A Associação dos Magistrados Brasileiros (AMB) e a Associação dos Juízes Federais (Ajufe) também se posicionaram contra a revogação da súmula. Para o juiz Paulo Rogerio Santos Giordano, representante da AMB, se a intenção da lei fosse que os limites pudessem ser ultrapassados, haveria algum direcionamento aritmético ao julgador.

“Estabelecer que o juiz pode fixar a pena abaixo do mínimo legal em consideração à existência de atenuantes, quando a lei não disciplina qualquer parâmetro, não somente constitui incentivo ao ativismo judicial como ainda tem o condão de romper a harmonia do funcionamento do sistema de justiça criminal, ao dar azo a penas absolutamente díspares entre si país afora”, disse.

Críticos da súmula
Em nome da Defensoria Pública da União, o subdefensor público-geral federal Jair Soares Júnior lembrou da Súmula 545 do STJ, segundo a qual a o réu tem direito à diminuição da pena pela confissão. De acordo com ele, a Súmula 231 é incompatível com a 545 e a jurisprudência que lhe deu origem já está superada por reformas legais.

Ulisses Rabaneda dos Santos, conselheiro federal e procurador-geral da OAB, também considerou que os precedentes nos quais a Súmula 231 se baseou estão defesados, diante de diversas mudanças jurídicas e sociais ocorridas nos últimos anos..

“Antes da alteração de 1984, a aplicação da pena respeitava o critério bifásico, em que as circunstâncias atenuantes e agravantes eram valoradas junto com a pena-base, de modo que, em razão disso, ela não era fixada abaixo do mínimo legal. Contudo, com a reforma penal de 1984, adotou-se o método trifásico: fixa-se primeiramente a pena-base, e consideram-se na sequência circunstâncias atenuantes e agravantes, incorporando-se ao cálculo, finalmente, as causas de aumento e diminuição da pena”, explicou.

Na visão de Aury Lopes Júnior, representante da Associação Brasileira dos Advogados Criminalistas (Abracrim), seria praticamente impossível a aplicação de tantas atenunantes a ponto de se atingir uma “pena zero”. Segundo ele, os argumentos a favor da Súmula 231 seriam um “terrorismo penal punitivo”.
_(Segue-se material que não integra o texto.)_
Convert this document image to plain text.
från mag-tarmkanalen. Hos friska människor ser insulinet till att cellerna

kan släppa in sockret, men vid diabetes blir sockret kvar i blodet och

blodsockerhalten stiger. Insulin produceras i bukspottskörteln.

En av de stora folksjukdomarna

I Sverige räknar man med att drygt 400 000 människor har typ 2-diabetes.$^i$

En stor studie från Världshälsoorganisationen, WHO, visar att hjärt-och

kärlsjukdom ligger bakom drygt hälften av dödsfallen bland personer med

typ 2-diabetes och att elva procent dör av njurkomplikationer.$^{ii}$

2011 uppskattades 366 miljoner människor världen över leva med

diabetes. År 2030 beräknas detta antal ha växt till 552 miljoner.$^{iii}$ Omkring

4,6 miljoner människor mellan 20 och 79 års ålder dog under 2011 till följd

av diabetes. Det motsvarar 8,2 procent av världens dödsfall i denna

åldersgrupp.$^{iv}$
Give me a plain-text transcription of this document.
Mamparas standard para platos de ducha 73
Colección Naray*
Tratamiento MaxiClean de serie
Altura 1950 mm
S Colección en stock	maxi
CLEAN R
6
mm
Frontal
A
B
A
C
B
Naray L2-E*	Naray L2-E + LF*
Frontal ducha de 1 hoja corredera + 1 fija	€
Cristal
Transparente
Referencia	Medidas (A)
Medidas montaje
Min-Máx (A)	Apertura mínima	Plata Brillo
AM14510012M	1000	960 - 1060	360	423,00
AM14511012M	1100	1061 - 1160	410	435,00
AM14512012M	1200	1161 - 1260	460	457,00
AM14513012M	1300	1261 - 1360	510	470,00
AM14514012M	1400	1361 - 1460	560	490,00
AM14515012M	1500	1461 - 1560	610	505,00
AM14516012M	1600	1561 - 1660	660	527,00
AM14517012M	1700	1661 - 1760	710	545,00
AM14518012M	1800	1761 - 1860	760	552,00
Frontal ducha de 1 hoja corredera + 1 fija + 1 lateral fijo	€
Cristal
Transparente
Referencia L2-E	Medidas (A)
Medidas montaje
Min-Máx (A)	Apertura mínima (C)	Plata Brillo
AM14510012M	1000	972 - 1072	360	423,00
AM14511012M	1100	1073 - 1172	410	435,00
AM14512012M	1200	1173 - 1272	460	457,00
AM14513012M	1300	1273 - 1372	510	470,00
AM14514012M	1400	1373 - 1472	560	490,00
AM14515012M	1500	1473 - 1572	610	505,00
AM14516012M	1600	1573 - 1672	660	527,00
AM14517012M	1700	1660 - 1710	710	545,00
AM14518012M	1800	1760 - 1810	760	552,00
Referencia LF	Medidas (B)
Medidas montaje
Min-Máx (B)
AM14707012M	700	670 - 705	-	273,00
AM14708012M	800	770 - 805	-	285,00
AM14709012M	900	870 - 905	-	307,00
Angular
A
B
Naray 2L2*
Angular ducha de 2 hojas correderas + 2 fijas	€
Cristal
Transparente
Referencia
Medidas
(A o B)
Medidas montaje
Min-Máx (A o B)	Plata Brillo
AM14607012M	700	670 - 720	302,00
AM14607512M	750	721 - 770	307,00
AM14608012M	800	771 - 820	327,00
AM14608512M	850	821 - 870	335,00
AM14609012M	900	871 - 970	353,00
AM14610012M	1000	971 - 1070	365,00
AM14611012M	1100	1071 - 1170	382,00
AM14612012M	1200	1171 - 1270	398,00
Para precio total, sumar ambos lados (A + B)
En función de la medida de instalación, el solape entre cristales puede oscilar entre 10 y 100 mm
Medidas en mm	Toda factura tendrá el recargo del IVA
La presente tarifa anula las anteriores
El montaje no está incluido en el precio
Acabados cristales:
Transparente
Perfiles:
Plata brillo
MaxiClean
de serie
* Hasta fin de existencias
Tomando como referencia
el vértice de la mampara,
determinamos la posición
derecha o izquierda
O advogado também defendeu a imposição de limites a possíveis espaços de discricionariedade judicial. “A lei é garantia de limite de poder. Não podemos alargar o espaço punitivo sem lei clara e indiscutível no seu conteúdo”, finalizou.

Por fim, a coordenadora de política criminal da Associação Nacional das Defensoras e dos Defensores Públicos (Anadep), Lúcia Helena Silva Barros de Oliveira, disse que a Súmula 231 repercute principalmente na liberdade da população negra e dos menos favorecidos. Com informações da assessoria de imprensa do STJ.